Topkapı Sarayı Müzesi Mutfaklar Bölümü Uzmanı Ömür Tufan’ın konuşmacı olduğu seminer YESAM’da yapıldı. Sıcak bir sohbet eşliğinde olan helva seminerine Ömür Tufan önce helva kelimesinin kökenini anlatarak başladı. Güzel, şirin ve tatlı anlamına gelen “hul” kelimesinin daha sonraları zamanla değişip günümüzde kullanılan helva kelimesine dönüşme hikayesine değindi.
“Arapça’da bütün tatlılar için halaviyat, helaviyat gibi, ya da bizdeki tam karşılığı olan helva için; halva, helva ya da basbusa adını veriyorlar.
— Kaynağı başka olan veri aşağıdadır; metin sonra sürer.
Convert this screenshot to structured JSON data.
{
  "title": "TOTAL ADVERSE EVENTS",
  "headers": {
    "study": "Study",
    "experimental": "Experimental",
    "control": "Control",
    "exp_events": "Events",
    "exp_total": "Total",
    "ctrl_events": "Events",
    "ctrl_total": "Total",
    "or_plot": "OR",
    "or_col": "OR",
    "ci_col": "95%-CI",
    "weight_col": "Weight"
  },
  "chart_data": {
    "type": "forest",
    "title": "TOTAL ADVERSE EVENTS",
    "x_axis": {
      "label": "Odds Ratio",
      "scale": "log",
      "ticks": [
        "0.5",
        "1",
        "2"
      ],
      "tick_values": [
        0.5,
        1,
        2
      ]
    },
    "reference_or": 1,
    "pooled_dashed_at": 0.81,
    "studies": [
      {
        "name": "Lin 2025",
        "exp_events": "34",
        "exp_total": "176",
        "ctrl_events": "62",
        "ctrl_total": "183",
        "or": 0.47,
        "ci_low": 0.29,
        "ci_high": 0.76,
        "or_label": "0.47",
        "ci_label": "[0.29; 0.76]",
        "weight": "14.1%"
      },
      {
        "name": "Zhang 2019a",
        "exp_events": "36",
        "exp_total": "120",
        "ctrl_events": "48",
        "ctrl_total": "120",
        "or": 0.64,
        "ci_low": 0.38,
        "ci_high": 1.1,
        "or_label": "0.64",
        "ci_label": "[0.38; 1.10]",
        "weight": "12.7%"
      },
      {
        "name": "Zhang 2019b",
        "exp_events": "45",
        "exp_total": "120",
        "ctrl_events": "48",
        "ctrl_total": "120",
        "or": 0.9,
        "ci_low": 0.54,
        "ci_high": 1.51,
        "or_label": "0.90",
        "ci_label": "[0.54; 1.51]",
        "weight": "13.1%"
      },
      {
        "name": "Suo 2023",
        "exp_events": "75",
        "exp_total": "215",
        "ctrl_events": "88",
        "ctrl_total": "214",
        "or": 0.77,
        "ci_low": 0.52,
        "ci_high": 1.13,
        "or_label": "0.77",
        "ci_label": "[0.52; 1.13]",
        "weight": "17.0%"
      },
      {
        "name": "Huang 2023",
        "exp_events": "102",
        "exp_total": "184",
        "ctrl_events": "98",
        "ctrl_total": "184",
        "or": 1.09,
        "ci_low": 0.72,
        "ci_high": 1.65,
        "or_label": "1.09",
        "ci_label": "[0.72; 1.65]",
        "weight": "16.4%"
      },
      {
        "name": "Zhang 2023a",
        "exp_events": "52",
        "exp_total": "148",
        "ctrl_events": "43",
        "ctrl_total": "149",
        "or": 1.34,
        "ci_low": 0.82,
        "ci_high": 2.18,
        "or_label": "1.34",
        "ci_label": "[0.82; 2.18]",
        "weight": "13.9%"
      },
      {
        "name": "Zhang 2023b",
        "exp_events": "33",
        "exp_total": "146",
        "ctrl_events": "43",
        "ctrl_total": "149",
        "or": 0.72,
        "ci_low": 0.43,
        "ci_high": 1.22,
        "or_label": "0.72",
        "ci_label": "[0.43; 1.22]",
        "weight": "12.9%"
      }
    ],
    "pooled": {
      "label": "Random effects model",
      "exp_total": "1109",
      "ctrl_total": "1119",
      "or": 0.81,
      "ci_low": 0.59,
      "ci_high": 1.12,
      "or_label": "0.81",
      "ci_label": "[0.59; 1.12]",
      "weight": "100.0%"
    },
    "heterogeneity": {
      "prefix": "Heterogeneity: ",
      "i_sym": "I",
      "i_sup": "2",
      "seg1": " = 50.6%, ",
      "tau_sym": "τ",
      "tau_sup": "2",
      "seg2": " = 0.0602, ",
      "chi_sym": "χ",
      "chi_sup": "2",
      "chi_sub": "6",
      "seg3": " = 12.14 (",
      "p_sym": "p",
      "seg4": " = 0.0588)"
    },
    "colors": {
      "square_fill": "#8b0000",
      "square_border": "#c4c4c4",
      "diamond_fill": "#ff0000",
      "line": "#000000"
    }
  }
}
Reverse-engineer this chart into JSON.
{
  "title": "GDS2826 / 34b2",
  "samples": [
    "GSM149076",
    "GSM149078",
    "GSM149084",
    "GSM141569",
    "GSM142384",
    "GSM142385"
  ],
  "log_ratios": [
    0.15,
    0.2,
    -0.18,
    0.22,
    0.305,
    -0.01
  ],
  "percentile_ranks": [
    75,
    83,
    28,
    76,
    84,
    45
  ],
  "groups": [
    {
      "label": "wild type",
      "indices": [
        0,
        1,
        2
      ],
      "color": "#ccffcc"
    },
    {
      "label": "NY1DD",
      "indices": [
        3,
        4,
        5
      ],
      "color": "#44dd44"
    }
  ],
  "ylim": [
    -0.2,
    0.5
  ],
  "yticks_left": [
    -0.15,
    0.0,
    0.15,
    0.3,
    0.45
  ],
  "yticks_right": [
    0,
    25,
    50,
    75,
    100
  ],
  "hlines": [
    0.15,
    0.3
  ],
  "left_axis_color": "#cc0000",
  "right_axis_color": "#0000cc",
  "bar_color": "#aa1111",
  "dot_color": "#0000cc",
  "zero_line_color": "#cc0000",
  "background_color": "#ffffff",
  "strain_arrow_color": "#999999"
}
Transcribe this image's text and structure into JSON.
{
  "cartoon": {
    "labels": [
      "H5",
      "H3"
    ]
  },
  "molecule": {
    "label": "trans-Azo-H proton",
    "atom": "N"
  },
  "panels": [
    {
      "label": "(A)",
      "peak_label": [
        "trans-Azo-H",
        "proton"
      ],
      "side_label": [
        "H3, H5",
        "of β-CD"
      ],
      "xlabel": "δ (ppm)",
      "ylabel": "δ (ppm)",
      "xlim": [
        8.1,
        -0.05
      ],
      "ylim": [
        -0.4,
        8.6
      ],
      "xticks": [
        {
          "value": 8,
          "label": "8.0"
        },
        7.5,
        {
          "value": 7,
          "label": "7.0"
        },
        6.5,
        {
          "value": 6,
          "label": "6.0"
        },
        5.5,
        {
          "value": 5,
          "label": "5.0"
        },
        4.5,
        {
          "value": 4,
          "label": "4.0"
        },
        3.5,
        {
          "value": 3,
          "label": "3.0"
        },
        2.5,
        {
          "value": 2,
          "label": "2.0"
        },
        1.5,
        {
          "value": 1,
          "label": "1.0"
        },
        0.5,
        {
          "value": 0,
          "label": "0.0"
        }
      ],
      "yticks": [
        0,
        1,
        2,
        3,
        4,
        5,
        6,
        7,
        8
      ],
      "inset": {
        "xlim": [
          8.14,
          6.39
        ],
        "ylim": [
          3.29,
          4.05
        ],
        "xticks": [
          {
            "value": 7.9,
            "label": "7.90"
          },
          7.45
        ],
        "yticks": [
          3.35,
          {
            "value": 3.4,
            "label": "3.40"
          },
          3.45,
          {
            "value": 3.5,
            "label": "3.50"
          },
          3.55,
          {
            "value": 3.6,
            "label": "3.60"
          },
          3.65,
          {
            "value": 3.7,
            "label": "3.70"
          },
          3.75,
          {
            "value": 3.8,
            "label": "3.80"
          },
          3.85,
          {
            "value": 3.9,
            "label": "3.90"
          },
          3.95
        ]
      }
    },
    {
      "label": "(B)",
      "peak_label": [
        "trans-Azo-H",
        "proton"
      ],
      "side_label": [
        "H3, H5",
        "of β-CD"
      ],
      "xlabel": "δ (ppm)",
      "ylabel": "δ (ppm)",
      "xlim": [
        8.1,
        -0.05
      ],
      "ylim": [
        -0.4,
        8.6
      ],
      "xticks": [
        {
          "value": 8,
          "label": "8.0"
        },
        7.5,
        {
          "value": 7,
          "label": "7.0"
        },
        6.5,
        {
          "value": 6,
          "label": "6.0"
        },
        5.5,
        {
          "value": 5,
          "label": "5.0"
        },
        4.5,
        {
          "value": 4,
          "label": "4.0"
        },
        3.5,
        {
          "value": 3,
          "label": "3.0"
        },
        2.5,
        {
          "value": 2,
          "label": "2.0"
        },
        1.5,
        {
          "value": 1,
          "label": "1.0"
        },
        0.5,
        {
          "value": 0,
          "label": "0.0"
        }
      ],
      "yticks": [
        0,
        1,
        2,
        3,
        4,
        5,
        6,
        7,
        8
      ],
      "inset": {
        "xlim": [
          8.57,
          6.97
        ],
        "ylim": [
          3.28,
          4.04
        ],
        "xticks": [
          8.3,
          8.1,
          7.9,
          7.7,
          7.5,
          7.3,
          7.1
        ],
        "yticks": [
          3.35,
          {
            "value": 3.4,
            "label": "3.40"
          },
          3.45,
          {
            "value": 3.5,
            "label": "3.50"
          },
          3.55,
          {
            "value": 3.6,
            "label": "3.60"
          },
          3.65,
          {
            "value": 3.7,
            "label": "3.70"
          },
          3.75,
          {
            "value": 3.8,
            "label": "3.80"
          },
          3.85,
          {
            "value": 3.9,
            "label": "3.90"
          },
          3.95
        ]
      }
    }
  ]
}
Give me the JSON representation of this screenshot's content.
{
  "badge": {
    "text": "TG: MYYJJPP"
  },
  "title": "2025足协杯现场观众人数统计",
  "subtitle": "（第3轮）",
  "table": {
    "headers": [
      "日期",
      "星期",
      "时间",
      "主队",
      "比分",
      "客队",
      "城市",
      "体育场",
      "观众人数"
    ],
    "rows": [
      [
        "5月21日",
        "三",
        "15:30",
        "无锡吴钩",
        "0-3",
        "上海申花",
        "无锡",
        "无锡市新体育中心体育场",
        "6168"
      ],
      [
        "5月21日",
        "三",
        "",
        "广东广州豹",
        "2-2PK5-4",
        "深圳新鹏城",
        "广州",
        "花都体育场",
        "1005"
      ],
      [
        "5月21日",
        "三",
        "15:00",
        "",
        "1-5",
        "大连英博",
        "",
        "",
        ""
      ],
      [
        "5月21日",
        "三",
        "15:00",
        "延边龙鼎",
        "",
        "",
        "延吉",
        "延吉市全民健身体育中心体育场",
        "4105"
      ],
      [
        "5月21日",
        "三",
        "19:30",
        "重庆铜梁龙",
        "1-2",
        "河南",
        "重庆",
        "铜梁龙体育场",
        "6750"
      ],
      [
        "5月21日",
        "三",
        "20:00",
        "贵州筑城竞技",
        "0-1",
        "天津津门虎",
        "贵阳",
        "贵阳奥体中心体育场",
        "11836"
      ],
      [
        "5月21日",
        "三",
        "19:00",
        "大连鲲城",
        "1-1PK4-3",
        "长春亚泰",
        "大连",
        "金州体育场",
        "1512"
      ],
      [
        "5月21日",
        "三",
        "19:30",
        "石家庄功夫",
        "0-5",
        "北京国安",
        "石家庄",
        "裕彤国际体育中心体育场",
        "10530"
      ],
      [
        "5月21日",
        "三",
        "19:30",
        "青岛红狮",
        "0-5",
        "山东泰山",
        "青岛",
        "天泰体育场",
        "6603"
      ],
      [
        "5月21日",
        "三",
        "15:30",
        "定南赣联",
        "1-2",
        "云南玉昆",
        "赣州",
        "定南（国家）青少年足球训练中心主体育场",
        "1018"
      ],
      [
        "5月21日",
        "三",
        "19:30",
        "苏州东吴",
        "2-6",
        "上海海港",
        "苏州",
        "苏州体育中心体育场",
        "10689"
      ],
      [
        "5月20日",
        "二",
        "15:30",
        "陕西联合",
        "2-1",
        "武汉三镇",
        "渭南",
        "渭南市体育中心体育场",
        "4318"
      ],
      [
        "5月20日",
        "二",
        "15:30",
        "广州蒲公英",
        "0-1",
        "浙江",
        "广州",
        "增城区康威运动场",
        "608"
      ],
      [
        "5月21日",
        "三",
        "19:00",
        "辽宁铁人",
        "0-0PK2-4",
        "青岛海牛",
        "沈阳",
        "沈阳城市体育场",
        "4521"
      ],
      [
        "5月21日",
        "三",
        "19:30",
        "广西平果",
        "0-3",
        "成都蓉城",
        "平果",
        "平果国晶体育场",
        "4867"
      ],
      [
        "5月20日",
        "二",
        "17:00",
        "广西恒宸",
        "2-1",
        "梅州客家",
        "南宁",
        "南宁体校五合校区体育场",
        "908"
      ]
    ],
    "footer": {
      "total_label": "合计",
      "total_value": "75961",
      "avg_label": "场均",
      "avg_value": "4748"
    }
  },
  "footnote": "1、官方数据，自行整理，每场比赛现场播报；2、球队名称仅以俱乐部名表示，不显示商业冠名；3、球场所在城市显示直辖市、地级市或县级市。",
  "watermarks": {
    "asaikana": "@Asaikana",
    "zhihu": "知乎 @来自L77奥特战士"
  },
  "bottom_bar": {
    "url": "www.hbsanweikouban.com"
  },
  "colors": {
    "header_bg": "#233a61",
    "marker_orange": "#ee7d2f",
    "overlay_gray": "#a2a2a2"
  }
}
Biz de 19. Yüzyılın sonlarına kadar helvayı halva olarak söylemeye devam ettik. Ancak 19. Yüzyılın sonlarından itibaren, İstanbul dili ile halva kelimesi helva diye söylenir hale gelmeye başladı. Helvanın zamanla sosyolojik bir kavram haline geldiğini görüyoruz. Önce doğumla başlayan ölümle sonlanan, mutlu günlerde; askere gitme askerden dönüş, hacca gitme hacdan dönüş kısacası eş ve dost ile mutlu anları ve kederleri paylaşma için insanların bir şekilde helva pişirip dostları ile paylaştığı bir gıda ürünü haline gelmiştir. Aslında gıdadan çok sosyolojik bir kavram halini almış olur.”
Seminerin ikinci kısmında helvanın Osmanlı Sarayındaki yerine, helvahanelerin ve soğuk kış günlerinde yapılan helva sohbetlerinin önemini anlatan Ömür Tufan, özellikle padişahların en sevdikleri helvalardan da bahsetmeyi ihmal etmedi. Zamanla yapılan helvalardaki değişim ve günümüzde helvanın tüketimi ile ilgili bilgi aktaran Ömür Tufan, seminerin sonuna doğru günümüzdeki helvalara değinerek son verdi.
Seminerden sonra katılımcılara; un, irmik ve güllabiye helvası ile helva-i hakani ikram edildi.